Topo

Ainda não acabou: veja como conflito EUA x Irã pode continuar no digital

Manifestantes em Teerã participam de um ato anti-EUA após o assassinato de Qasem Soleimani - NURPHOTO
Manifestantes em Teerã participam de um ato anti-EUA após o assassinato de Qasem Soleimani Imagem: NURPHOTO

Rodrigo Trindade

De Tilt, em São Paulo

18/01/2020 04h00

Sem tempo, irmão

  • Estados Unidos temem ciberataques iranianos a empresas, governo e infraestrutura
  • Especialistas destacam papel ativo e efetivo do Irã ao longo dos últimos 10 anos
  • Há técnicas de defesa, mas acredita-se que sistemas dos EUA já estejam comprometidos
  • Aliados dos EUA podem ser alvos; ataque ao Brasil é tido como improvável

A tensão entre Irã e EUA esfriou um pouco, mas americanos ainda estão em alerta para possíveis retaliações à morte do general iraniano Qassim Suleimani, que deu início à crise. E como o Irã pode atacar de novo? Provavelmente não com ações físicas, mas digitais. Especialistas destacam o poderio dos persas no campo cibernético e que há boas chances de continuarem a ameaçar os americanos dessa forma.

Mas como o Irã, que não é famoso por liderar avanços tecnológicos, se tornou ameaçador no ciberespaço? Tudo isso parece abstrato ou ficção científica, mas analistas consultados por Tilt consideram este risco real, incluindo países (e suas empresas) que mostrarem forte solidariedade aos Estados Unidos.

O que o Irã já fez?

Você pode imaginar que o poder do Irã é o mesmo daquele de um hacker que invade um site e substitui a página inicial por uma imagem de chacota ou protesto. Na prática, essa foi a única resposta cibernética dos iranianos desde que Suleimani foi morto.

Mas o histórico do país oriental vai muito além disso. "Grupos bancados pelo Irã estiveram envolvidos em muitos ciberataques documentados contra seus competidores no Oriente Médio e ao redor do mundo", afirma Robert Muggah, diretor de pesquisa do Instituto Igarapé.

Ele destaca a atuação dos grupos ATP33 e ATP34, responsáveis por ataques de phishing, além do uso de Cavalos de Troia e outros tipos malware, contra Arábia Saudita, Coreia do Sul e Estados Unidos entre 2013 e 2014.

"O regime iraniano demonstrou maior apetite por ataques cibernéticos destrutivos ou disruptivos em tempos de paz do que qualquer outra nação", avalia Marta Schuh, líder de ciberatividade da consultoria de risco Marsh Brasil.
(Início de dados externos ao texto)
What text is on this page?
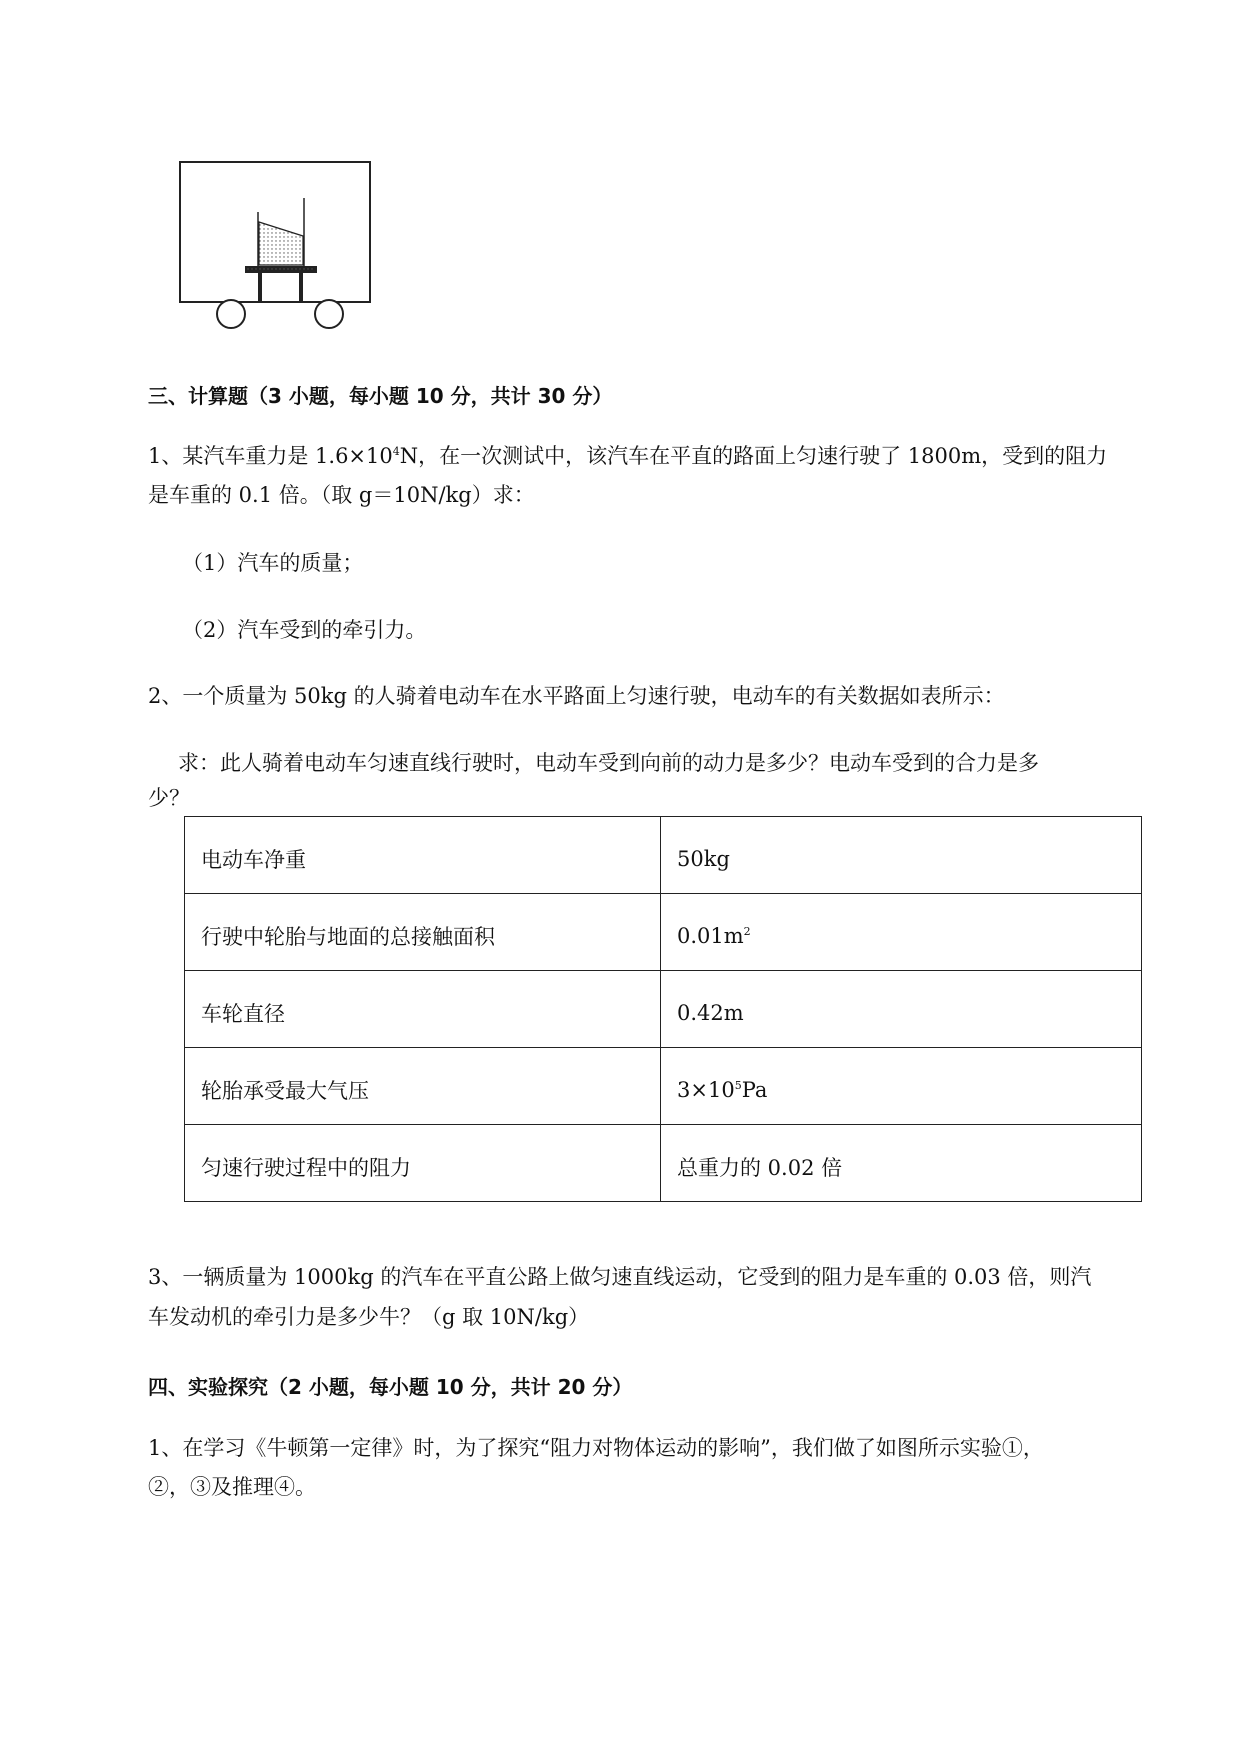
三、计算题（3 小题，每小题 10 分，共计 30 分）
1、某汽车重力是 $1.6\times 10^4N$，在一次测试中，该汽车在平直的路面上匀速行驶了 1800m，受到的阻力
是车重的 0.1 倍。（取 g＝10N/kg）求：
（1）汽车的质量；
（2）汽车受到的牵引力。
2、一个质量为 50kg 的人骑着电动车在水平路面上匀速行驶，电动车的有关数据如表所示：
求：此人骑着电动车匀速直线行驶时，电动车受到向前的动力是多少？电动车受到的合力是多
少？
电动车净重	50kg
行驶中轮胎与地面的总接触面积	$0.01m^2$
车轮直径	0.42m
轮胎承受最大气压	$3\times 10^5Pa$
匀速行驶过程中的阻力	总重力的 0.02 倍
3、一辆质量为 1000kg 的汽车在平直公路上做匀速直线运动，它受到的阻力是车重的 0.03 倍，则汽
车发动机的牵引力是多少牛？（g 取 10N/kg）
四、实验探究（2 小题，每小题 10 分，共计 20 分）
1、在学习《牛顿第一定律》时，为了探究“阻力对物体运动的影响”，我们做了如图所示实验①，
②，③及推理④。
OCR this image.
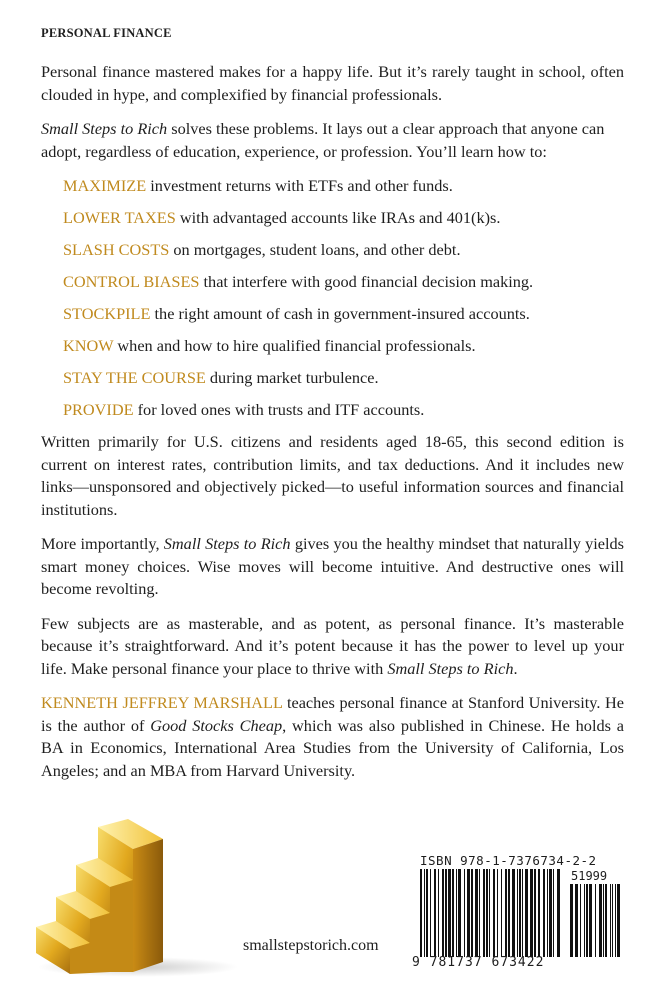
PERSONAL FINANCE

Personal finance mastered makes for a happy life. But it’s rarely taught in school, often clouded in hype, and complexified by financial professionals.

Small Steps to Rich solves these problems. It lays out a clear approach that anyone can adopt, regardless of education, experience, or profession. You’ll learn how to:

MAXIMIZE investment returns with ETFs and other funds.
LOWER TAXES with advantaged accounts like IRAs and 401(k)s.
SLASH COSTS on mortgages, student loans, and other debt.
CONTROL BIASES that interfere with good financial decision making.
STOCKPILE the right amount of cash in government-insured accounts.
KNOW when and how to hire qualified financial professionals.
STAY THE COURSE during market turbulence.
PROVIDE for loved ones with trusts and ITF accounts.

Written primarily for U.S. citizens and residents aged 18-65, this second edition is current on interest rates, contribution limits, and tax deductions. And it includes new links—unsponsored and objectively picked—to useful information sources and financial institutions.

More importantly, Small Steps to Rich gives you the healthy mindset that naturally yields smart money choices. Wise moves will become intuitive. And destructive ones will become revolting.

Few subjects are as masterable, and as potent, as personal finance. It’s masterable because it’s straightforward. And it’s potent because it has the power to level up your life. Make personal finance your place to thrive with Small Steps to Rich.

KENNETH JEFFREY MARSHALL teaches personal finance at Stanford University. He is the author of Good Stocks Cheap, which was also published in Chinese. He holds a BA in Economics, International Area Studies from the University of California, Los Angeles; and an MBA from Harvard University.

smallstepstorich.com
ISBN 978-1-7376734-2-2
51999
9 781737 673422
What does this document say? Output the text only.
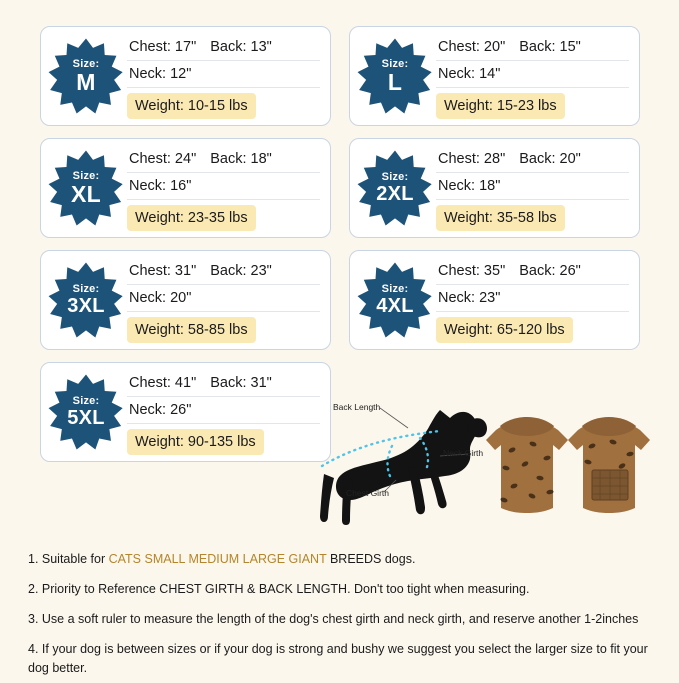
Size:
M
Chest: 17" Back: 13"
Neck: 12"
Weight: 10-15 lbs
Size:
L
Chest: 20" Back: 15"
Neck: 14"
Weight: 15-23 lbs
Size:
XL
Chest: 24" Back: 18"
Neck: 16"
Weight: 23-35 lbs
Size:
2XL
Chest: 28" Back: 20"
Neck: 18"
Weight: 35-58 lbs
Size:
3XL
Chest: 31" Back: 23"
Neck: 20"
Weight: 58-85 lbs
Size:
4XL
Chest: 35" Back: 26"
Neck: 23"
Weight: 65-120 lbs
Size:
5XL
Chest: 41" Back: 31"
Neck: 26"
Weight: 90-135 lbs
Back Length
Neck Girth
Chest Girth
1. Suitable for CATS SMALL MEDIUM LARGE GIANT BREEDS dogs.
2. Priority to Reference CHEST GIRTH & BACK LENGTH. Don't too tight when measuring.
3. Use a soft ruler to measure the length of the dog's chest girth and neck girth, and reserve another 1-2inches
4. If your dog is between sizes or if your dog is strong and bushy we suggest you select the larger size to fit your dog better.
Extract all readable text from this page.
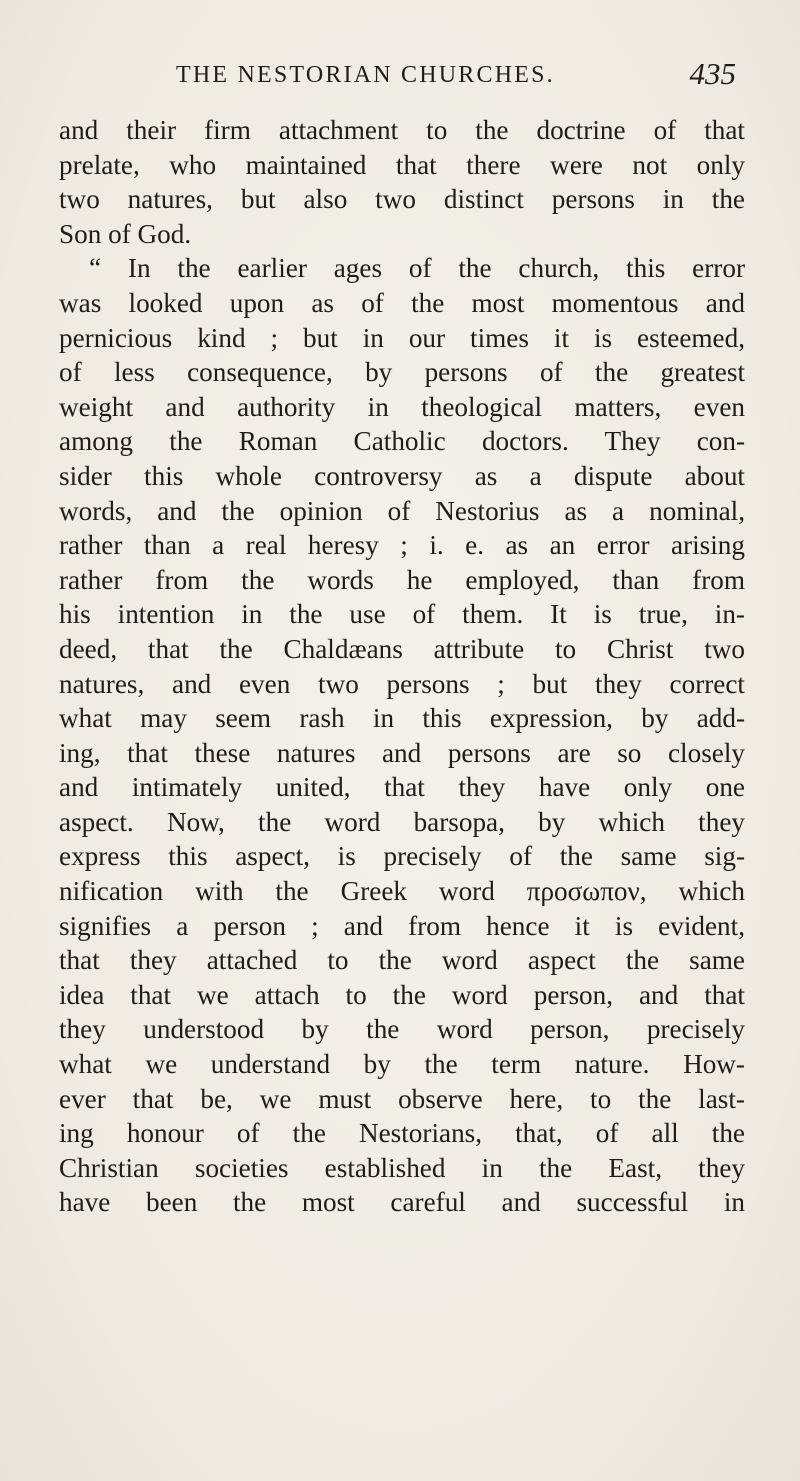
THE NESTORIAN CHURCHES.	435
and their firm attachment to the doctrine of that
prelate, who maintained that there were not only
two natures, but also two distinct persons in the
Son of God.
“ In the earlier ages of the church, this error
was looked upon as of the most momentous and
pernicious kind ; but in our times it is esteemed,
of less consequence, by persons of the greatest
weight and authority in theological matters, even
among the Roman Catholic doctors. They con-
sider this whole controversy as a dispute about
words, and the opinion of Nestorius as a nominal,
rather than a real heresy ; i. e. as an error arising
rather from the words he employed, than from
his intention in the use of them. It is true, in-
deed, that the Chaldæans attribute to Christ two
natures, and even two persons ; but they correct
what may seem rash in this expression, by add-
ing, that these natures and persons are so closely
and intimately united, that they have only one
aspect. Now, the word barsopa, by which they
express this aspect, is precisely of the same sig-
nification with the Greek word προσωπον, which
signifies a person ; and from hence it is evident,
that they attached to the word aspect the same
idea that we attach to the word person, and that
they understood by the word person, precisely
what we understand by the term nature. How-
ever that be, we must observe here, to the last-
ing honour of the Nestorians, that, of all the
Christian societies established in the East, they
have been the most careful and successful in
O caso mais forte da atuação iraniana foi espalhar o vírus Shamoon, que basicamente inutiliza computadores e apaga o que estava na memória das máquinas.

"Ele foi detectado pela primeira vez em 2012, no que foi um dos ciberataques mais destrutivos já registrados, quando desativou dezenas de milhares de computadores da Saudi Aramco e da RasGas Co [empresas petrolíferas da Arábia Saudita e do Qatar]", lembra Muggah.

O Shamoon voltou a aparecer em 2016, 2017 e 2018, atingindo alvos na Itália, Índia, Kuwait, França, Emirados Árabes e Reino Unido. Mais recentemente, Iraque e Paquistão se juntaram às vítimas iranianas.

Como ele poderia retaliar?

Considerando o histórico e experiência do Irã, empresas que trabalham com petróleo e gás natural são alvos prováveis de uma retaliação. O país talvez não atuaria de forma direta, mas patrocinando grupos que atacariam de uma maneira que o Irã não fosse responsabilizado —como fez nos incidentes citados anteriormente.

Por isso, poderia-se esperar uma sabotagem de software que regula e cuida de infraestrutura das empresas, suas subsidiárias e até vendedores de seus produtos. Mas as capacidades do Irã não param por aí.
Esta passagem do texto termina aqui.